« Tous les clignotants sont au vert. » Pour le directeur du développement de Crédit Libra, Frédéric Stef, aucun doute : les objectifs de l’année seront tenus : « Nous misons sur une dizaine d’ouvertures cette année, en priorité sur la façade ouest et le quart sud-est. Notre objectif est d’atteindre les 50 millions d'euros de volumes financés à la fin de l’année ». Spécialiste du regroupement de crédit basé à Gondreville, disposant de six agences en propre et 15 qui appartiennent à des affiliés, Crédit Libra a bouclé l’année 2016 sur des volumes financés de 38 millions d'euros, avec un taux de transformation des dossiers de 49 %. « La moyenne dans le métier est plutôt d’un tiers », souligne Frédéric Stef.
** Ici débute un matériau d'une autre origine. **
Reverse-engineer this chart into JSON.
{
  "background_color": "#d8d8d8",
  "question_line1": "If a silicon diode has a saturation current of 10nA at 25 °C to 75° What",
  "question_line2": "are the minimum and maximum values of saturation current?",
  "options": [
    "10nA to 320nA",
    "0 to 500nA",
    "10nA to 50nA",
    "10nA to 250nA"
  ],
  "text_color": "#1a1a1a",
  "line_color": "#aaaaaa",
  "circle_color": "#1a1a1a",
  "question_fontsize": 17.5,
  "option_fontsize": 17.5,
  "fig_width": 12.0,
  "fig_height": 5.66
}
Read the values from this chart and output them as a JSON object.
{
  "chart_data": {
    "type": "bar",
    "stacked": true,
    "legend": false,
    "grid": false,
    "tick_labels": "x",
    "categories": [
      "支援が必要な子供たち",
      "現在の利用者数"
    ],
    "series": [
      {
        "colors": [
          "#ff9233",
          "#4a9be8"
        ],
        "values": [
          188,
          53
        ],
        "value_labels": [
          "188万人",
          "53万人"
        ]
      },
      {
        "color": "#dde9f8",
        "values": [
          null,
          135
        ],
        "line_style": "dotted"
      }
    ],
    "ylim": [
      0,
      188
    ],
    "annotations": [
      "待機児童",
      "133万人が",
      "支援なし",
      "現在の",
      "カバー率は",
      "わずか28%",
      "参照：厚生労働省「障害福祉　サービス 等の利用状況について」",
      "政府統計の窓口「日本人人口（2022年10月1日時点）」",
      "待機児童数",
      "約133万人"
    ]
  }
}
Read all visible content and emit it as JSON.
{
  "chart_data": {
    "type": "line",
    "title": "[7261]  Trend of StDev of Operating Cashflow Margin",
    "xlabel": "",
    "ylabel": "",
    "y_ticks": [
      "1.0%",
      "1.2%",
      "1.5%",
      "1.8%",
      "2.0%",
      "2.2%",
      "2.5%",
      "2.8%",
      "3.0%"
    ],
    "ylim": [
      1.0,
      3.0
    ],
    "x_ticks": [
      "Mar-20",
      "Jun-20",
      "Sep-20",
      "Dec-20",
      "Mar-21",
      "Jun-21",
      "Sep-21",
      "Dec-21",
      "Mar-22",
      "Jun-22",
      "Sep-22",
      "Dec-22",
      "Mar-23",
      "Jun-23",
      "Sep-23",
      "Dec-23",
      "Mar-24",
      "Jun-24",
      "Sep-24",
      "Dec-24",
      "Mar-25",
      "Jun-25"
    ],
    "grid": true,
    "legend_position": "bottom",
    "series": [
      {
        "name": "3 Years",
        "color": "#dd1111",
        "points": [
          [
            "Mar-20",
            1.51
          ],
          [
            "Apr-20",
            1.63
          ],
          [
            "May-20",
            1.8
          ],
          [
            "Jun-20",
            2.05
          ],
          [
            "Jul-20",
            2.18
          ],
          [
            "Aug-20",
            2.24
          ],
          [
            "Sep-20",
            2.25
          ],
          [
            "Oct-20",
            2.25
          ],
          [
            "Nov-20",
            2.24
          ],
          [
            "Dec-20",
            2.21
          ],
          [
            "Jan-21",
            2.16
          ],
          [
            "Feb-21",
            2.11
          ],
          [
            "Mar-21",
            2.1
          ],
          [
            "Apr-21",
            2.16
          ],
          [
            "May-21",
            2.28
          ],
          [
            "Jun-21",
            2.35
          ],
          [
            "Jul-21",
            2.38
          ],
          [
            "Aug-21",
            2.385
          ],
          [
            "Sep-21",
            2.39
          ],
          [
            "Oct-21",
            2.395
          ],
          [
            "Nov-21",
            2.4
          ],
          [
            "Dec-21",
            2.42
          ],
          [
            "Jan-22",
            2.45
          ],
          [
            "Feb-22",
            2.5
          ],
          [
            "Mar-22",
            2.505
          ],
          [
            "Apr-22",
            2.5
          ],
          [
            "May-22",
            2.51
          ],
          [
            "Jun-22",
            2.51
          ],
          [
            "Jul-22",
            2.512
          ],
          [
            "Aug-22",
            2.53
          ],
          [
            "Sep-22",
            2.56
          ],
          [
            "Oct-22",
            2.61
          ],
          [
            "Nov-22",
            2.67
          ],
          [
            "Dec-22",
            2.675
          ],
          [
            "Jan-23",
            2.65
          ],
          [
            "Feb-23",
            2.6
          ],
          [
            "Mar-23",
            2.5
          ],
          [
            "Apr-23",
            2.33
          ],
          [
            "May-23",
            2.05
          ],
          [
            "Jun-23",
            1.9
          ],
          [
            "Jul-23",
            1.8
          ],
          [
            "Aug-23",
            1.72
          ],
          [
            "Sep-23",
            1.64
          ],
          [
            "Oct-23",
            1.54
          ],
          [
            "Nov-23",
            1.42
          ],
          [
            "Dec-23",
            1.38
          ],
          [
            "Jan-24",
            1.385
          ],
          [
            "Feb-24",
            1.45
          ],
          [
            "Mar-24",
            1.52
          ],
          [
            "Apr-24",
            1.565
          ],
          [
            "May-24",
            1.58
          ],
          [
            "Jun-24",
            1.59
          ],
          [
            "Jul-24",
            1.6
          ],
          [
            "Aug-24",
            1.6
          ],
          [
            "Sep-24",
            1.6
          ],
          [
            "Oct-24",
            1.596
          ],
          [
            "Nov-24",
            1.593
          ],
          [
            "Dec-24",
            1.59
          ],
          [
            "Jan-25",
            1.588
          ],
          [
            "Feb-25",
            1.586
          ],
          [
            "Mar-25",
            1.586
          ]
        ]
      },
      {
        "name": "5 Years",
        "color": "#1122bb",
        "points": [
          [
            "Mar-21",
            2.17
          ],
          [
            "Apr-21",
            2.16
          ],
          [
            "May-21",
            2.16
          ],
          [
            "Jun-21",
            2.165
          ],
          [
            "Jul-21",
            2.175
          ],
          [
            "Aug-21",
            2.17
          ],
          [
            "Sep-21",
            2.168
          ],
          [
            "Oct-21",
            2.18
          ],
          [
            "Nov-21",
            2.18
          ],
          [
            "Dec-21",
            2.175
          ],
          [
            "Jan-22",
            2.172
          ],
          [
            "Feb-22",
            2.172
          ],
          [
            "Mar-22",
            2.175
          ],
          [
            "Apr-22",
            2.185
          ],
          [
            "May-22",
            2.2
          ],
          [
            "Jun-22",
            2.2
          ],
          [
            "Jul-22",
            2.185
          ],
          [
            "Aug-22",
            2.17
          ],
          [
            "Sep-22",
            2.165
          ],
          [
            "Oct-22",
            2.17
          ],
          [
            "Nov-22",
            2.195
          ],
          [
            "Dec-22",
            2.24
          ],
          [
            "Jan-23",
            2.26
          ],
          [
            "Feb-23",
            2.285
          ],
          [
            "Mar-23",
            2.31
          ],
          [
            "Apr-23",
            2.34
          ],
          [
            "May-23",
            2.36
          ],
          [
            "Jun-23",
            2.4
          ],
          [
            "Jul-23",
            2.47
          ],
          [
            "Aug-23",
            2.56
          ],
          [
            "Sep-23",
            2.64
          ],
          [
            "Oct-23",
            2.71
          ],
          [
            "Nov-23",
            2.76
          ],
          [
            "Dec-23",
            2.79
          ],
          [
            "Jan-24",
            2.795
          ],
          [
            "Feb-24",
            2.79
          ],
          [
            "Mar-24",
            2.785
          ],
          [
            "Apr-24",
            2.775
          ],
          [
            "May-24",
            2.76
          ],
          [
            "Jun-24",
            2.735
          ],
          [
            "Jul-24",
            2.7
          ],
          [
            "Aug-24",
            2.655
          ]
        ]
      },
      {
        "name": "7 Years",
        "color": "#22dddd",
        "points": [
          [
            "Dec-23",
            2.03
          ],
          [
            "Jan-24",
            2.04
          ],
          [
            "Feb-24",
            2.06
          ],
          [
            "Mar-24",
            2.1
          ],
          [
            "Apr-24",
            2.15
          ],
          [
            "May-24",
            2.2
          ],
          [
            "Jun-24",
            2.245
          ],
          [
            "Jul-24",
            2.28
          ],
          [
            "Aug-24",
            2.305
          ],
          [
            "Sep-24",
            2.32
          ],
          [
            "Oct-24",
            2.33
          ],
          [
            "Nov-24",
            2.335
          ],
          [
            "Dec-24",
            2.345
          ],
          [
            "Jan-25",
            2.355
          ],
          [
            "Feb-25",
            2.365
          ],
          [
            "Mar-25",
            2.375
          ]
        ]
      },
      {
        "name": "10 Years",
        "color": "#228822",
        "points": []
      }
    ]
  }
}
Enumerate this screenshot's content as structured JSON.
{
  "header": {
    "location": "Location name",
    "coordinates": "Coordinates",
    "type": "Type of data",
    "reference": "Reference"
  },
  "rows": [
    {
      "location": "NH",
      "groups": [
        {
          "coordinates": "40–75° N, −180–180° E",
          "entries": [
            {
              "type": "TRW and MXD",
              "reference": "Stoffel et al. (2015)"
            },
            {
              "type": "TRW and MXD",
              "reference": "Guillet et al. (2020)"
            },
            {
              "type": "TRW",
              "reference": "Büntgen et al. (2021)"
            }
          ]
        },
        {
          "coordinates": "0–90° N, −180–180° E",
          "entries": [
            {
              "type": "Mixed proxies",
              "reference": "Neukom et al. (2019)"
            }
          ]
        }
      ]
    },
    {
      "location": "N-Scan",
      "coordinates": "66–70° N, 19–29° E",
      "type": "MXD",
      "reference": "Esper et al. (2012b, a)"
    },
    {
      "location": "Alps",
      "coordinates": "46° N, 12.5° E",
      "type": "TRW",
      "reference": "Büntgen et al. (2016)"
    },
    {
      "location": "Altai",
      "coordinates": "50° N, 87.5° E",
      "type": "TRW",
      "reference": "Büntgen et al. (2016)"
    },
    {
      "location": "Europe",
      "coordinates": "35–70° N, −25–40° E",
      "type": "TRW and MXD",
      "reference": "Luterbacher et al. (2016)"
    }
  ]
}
En tant que société du groupe Premista, qui se présente comme le premier groupe français d’intermédiation bancaire, avec 1000 collaborateurs et 340 millions d'euros de volumes financés, Crédit Libra a accès à l’intégralité de l’offre bancaire spécialisée, soit sept prêteurs. « Et cinq de ces prêteurs spécialisés représentent 70 % du volume de la production », détaille Frédéric Stef.
La France en 234 secteurs
Dans un marché qui se concentre, moins de place pour les petits acteurs : pourtant, le modèle de Crédit Libra, celui de la licence de marque, permet à la fois à des anciens du monde bancaire de se mettre à leur compte, ou à des investisseurs de travailler sur un bassin complet. « Depuis 2014, Crédit Libra est dans la deuxième phase de son développement », précise Frédéric Stef. « Nous avons complètement remis le modèle à plat, pour être capable de le dupliquer partout en France. » Sur la base des constatations réalisées depuis 2011 sur l’agence pilote de Metz, les équipes de Crédit Libra ont déterminé la taille minimale d’un secteur : 250 0000 habitants, 120 agences bancaires pour dégager un chiffre d'affaires moyen de 130 000 €. « Ensuite, nous avons découpé la France en 234 secteurs ». En moyenne, pour devenir affilié à Crédit Libra, il faut dépenser 40 000 €, dont 5 000 € d’apport personnel. Les droits d’entrée s’élèvent à 19.000 € et comprennent la formation initiale, l’aide au démarrage et l’exclusivité d’un secteur. « Nous ne manquons pas de candidats », assure Frédéric Stef. « Notre métier attire moins que le courtage en prêt immobilier, mais permet de mieux gagner sa vie » : malgré la contraction de la rémunération des intermédiaires financiers liée à la baisse des taux observée en 2016, la rémunération moyenne des conseillers Crédit Libra s’élève à 5,2 % du montant refinancé par dossier.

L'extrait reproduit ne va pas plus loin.